Grave erreur !..
Il sera emprisonné 380 jours, écrasé sous le poids d’une vindicte populaire de caniveau et de calomnie aux relents nauséabonds.

380 jours avant que les invraisemblances de son dossier ne soient enfin reconnues, et que le tribunal ne prononce un non-lieu mettant fin à ce cauchemar.
Au lendemain de son incarcération, sa femme Marie Thérèse, directrice d’école sera jetée dans "la fosse à purin" à son tour..

Son bourreau à elle, c’est le ministre de l’éducation de l’époque, qui va prononcer la suspension immédiate de son poste, et enfoncera le clou en se fendant d’un courrier à chaque parent d’élève de l’école de Bucquoy que voici :

"Mesdames et Messieurs les parents d'élèves de l'école de Bucquoy,.


C'est avec stupeur et consternation que j'ai appris les actes scandaleux et odieux commis par l'époux de la directrice de l'école maternelle de Bucquoy où sont scolarisés vos enfants..


Je partage la souffrance des jeunes victimes et l'émotion de leur famille.

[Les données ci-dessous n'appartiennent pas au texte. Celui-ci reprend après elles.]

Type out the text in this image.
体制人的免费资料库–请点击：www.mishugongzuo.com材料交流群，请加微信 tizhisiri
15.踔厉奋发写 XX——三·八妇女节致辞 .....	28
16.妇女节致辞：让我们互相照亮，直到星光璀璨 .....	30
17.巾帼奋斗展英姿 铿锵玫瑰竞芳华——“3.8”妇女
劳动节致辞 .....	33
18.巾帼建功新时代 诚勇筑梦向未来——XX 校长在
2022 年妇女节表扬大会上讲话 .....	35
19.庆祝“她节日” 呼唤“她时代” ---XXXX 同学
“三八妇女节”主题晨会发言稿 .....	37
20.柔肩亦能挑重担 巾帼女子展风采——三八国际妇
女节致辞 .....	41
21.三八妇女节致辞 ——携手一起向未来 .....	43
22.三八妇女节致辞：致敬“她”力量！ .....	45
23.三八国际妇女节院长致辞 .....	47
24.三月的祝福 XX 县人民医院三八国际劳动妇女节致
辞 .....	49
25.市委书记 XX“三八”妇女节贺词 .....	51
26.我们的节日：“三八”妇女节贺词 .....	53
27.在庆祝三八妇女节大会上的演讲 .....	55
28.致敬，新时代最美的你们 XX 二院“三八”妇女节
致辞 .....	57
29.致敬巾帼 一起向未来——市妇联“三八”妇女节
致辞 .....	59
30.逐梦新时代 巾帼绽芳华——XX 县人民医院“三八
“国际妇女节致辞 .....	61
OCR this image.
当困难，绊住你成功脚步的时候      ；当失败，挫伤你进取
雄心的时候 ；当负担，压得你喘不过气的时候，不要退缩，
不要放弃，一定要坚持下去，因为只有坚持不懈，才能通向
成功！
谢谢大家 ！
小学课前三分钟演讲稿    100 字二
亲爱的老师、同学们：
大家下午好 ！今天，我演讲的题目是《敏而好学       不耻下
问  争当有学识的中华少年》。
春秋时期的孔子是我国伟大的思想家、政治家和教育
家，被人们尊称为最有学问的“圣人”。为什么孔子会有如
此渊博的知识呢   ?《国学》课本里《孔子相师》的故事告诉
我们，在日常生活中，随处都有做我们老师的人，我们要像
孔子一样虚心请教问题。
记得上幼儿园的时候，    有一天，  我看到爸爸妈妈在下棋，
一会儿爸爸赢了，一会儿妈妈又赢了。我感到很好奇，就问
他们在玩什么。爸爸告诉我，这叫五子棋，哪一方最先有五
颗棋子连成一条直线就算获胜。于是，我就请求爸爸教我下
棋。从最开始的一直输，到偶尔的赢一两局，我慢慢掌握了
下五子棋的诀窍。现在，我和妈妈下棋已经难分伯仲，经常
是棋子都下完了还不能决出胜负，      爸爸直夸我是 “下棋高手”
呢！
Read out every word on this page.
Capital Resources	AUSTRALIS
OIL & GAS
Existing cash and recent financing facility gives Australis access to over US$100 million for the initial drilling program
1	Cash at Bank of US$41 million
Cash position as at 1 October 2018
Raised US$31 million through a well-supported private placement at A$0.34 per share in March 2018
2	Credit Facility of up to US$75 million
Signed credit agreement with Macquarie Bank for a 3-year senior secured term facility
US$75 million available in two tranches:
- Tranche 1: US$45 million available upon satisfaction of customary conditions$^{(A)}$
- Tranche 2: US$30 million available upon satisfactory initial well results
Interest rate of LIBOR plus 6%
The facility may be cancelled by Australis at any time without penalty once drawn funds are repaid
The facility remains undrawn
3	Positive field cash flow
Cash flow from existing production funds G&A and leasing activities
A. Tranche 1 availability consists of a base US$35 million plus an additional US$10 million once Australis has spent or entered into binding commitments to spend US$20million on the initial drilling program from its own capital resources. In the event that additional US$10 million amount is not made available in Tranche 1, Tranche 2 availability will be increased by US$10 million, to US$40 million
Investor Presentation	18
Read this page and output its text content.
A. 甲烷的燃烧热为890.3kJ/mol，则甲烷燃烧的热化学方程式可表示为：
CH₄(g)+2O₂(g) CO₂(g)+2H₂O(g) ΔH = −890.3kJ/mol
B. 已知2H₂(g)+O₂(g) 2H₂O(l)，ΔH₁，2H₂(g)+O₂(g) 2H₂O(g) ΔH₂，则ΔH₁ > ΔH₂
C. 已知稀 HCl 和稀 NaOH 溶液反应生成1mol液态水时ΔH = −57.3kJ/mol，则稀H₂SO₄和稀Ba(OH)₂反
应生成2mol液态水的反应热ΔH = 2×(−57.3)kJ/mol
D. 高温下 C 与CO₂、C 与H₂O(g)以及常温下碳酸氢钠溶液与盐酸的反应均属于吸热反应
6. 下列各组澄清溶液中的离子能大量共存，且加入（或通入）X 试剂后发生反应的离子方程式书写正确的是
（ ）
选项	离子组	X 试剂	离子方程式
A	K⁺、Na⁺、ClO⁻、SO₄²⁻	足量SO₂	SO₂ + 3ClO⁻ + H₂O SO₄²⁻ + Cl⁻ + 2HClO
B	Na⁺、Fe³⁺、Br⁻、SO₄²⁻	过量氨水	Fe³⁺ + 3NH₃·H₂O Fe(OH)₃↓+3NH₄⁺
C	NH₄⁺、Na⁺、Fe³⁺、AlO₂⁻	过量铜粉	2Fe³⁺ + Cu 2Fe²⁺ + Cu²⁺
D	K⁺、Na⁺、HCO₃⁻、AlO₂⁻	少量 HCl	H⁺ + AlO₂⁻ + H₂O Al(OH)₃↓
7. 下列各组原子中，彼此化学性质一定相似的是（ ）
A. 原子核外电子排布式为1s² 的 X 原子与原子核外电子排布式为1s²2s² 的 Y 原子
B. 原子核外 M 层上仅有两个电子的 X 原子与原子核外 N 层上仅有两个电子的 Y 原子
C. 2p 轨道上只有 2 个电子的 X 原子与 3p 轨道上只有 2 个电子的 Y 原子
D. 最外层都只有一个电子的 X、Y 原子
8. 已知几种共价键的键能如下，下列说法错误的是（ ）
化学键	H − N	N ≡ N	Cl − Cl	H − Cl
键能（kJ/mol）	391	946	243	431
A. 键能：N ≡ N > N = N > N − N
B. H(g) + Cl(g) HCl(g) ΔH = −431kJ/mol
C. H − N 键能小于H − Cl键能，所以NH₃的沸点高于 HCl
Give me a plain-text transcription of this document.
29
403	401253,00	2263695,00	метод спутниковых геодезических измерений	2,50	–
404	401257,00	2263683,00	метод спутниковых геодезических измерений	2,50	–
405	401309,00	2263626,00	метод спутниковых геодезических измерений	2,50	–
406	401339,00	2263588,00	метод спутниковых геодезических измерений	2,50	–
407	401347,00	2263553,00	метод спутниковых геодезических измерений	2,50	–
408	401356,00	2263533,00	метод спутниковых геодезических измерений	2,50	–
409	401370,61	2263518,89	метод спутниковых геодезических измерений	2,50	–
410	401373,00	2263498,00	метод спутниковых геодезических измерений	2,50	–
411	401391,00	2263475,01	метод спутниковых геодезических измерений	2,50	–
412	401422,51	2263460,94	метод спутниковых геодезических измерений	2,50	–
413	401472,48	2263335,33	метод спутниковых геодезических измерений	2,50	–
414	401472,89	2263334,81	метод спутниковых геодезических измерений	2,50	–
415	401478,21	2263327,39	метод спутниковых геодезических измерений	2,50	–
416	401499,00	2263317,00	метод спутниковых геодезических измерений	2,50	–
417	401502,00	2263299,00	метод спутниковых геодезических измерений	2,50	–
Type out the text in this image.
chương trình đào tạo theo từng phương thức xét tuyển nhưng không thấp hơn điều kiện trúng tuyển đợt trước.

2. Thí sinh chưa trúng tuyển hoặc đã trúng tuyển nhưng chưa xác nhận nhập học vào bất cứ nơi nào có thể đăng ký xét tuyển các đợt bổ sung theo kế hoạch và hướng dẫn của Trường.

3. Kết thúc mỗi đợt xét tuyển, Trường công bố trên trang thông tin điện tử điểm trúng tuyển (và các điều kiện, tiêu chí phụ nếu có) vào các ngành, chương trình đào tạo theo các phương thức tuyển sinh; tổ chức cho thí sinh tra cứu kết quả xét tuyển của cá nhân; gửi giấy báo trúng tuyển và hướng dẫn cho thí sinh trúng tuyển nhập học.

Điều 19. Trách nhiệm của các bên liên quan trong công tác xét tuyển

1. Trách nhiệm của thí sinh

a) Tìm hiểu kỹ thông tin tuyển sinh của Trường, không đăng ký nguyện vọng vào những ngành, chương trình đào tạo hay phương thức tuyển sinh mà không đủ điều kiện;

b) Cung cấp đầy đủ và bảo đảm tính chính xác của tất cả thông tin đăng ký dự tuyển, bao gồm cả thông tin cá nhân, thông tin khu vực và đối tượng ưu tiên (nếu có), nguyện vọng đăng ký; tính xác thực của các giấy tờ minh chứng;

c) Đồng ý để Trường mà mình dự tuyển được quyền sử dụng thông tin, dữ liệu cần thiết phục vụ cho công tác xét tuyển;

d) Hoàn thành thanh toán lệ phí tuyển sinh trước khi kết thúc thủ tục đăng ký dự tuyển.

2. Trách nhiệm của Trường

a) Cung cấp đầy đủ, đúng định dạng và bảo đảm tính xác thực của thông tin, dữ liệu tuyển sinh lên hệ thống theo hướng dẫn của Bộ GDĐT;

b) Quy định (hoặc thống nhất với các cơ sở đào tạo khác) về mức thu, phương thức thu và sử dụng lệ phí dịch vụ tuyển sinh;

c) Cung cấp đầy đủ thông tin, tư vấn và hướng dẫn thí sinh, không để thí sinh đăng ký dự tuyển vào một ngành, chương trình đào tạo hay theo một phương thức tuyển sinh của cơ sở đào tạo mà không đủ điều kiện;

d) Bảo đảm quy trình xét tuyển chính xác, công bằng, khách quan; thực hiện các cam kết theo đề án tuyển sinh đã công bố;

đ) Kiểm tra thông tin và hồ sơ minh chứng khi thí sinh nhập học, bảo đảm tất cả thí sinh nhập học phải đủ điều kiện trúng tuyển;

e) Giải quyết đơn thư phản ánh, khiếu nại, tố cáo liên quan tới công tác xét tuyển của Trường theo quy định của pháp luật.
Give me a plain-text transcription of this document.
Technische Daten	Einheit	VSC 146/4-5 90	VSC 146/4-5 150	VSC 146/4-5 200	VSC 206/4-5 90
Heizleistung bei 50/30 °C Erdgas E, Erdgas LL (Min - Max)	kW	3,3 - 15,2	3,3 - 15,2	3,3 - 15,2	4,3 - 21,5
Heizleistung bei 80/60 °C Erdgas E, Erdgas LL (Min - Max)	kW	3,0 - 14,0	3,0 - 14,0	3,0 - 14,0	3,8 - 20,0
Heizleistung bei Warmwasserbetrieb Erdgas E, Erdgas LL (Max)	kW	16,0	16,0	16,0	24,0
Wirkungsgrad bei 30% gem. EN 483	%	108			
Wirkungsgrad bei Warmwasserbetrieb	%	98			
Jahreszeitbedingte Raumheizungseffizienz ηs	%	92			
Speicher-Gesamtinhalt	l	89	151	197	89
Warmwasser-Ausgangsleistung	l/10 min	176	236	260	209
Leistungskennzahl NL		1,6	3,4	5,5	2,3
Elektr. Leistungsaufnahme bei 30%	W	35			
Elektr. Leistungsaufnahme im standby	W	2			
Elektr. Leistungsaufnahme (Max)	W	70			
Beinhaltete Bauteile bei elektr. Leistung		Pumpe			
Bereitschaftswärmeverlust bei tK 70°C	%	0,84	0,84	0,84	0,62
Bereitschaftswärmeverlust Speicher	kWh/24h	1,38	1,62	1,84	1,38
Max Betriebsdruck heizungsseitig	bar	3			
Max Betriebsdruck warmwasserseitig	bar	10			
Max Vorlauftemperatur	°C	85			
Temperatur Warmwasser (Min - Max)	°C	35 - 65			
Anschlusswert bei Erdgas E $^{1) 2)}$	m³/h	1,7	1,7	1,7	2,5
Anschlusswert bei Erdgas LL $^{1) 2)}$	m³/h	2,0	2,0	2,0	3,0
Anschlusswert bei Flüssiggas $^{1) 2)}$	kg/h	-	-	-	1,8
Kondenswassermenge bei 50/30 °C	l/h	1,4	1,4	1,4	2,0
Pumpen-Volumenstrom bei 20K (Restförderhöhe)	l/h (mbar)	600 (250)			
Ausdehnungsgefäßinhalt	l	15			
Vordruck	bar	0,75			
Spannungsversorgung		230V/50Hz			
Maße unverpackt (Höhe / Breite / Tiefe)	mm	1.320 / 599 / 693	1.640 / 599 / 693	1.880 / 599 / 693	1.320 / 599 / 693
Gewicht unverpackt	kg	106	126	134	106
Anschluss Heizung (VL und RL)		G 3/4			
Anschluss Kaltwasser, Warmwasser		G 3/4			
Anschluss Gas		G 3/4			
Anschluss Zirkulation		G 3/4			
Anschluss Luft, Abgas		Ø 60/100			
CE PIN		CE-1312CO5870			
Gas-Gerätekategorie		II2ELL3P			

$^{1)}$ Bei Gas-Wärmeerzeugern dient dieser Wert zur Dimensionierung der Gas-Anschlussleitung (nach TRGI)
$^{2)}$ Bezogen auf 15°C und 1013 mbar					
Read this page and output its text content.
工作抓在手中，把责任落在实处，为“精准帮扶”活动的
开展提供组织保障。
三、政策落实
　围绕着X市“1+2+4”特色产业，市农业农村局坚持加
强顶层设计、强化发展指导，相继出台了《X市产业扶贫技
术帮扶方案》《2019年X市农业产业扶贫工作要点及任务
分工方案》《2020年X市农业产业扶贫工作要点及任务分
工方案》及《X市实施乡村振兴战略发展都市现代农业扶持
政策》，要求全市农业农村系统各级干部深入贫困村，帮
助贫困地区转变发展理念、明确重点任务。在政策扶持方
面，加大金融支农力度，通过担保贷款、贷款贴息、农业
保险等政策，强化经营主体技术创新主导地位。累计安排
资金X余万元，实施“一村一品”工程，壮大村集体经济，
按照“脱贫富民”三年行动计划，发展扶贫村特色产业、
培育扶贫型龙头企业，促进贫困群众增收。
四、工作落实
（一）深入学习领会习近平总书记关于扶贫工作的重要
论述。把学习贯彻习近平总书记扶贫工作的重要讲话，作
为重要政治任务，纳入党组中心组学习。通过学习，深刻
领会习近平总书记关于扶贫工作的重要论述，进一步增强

Je tiens donc très sincèrement à vous exprimer mon soutien personnel dans l'épreuve douloureuse que vous traversez..


Je peux vous assurer que toutes les mesures seront prises pour sanctionner les fautes qui ont été commises et pour accompagner et assister les enfants et leur famille..


En vous priant de croire en ma vive détermination, je tiens, Mesdames, Messieurs, à vous assurer de ma profonde sympathie.".



Les insultes, intimidations, menaces de certains habitants avides de sang, finiront ce travail de sape déjà bien ébauché par un binôme justice/ministère au sommet de son inaptitude.
Est-il nécessaire de rappeler que le ministre en question et auteur de cette lettre accusatrice, est le même olibrius exalté qui est chargé de nous faire avaler et rendre crédible le discours insipide et monocorde de Ségolène Royal ?

Le même Jack Lang qui aujourd’hui comme hier distribue des leçons de démocratie aux quatre coins de l’échiquier politique, et qui en septembre 2001, considérait probablement que son ego disproportionné et son titre de professeur agrégé de droit, l’autorisaient à fouler des deux pieds la loi sur la présomption d’innocence qu’il venait de voter.
Non content d’avoir cautionné et contribué sans retenue à ce lynchage en règle, il se gardera bien, même après le non lieu définitif, du moindre mot d’excuse, et encore moins de rétablir Marie Thérèse Hodique dans ses fonctions..

Mieux, il usera de ses ficelles de ministre pour recouvrir d’une chape de plomb cette bien gênante affaire.
Comme par enchantement, les articles disparurent les uns après les autres en quelques jours des archives de toute la presse en ligne, et les journalistes qui abordaient le sujet en interview se voyaient contraints de se contenter d’un savant mélange de langue de bois et de sarcasmes arrogants.

Il aura fallu attendre le mercredi 28 Mars 2007 pour que Gilles de Robien décide de se pencher sur cas de Madame Hodique, et mette fin aux séquelles laissées par le mépris et l’orgueil mal placé de ce ministre de foire que le bon sens aurait du envoyer depuis longtemps croupir dans une maison de retraite pour bobos décadents.

5 ans, 6 mois et 21 jours..

Voilà qui aurait mérité un tout autre éclairage médiatique, et surtout une mobilisation exemplaire des syndicats d’enseignants.
Le sort d’un grand père chinois en situation irrégulière à la sortie d’une école est visiblement plus fédérateur chez les profs que les aberrations destructrices d’un ministre de gauche sur un des leurs..
Le couple Hodique ne devra sa réhabilitation qu’à lui seul, et souhaitons que le ministre en place affirmera haut et fort son soutient en traitant ce dossier dignement.

Les plus optimistes diront "mieux vaut tard que jamais".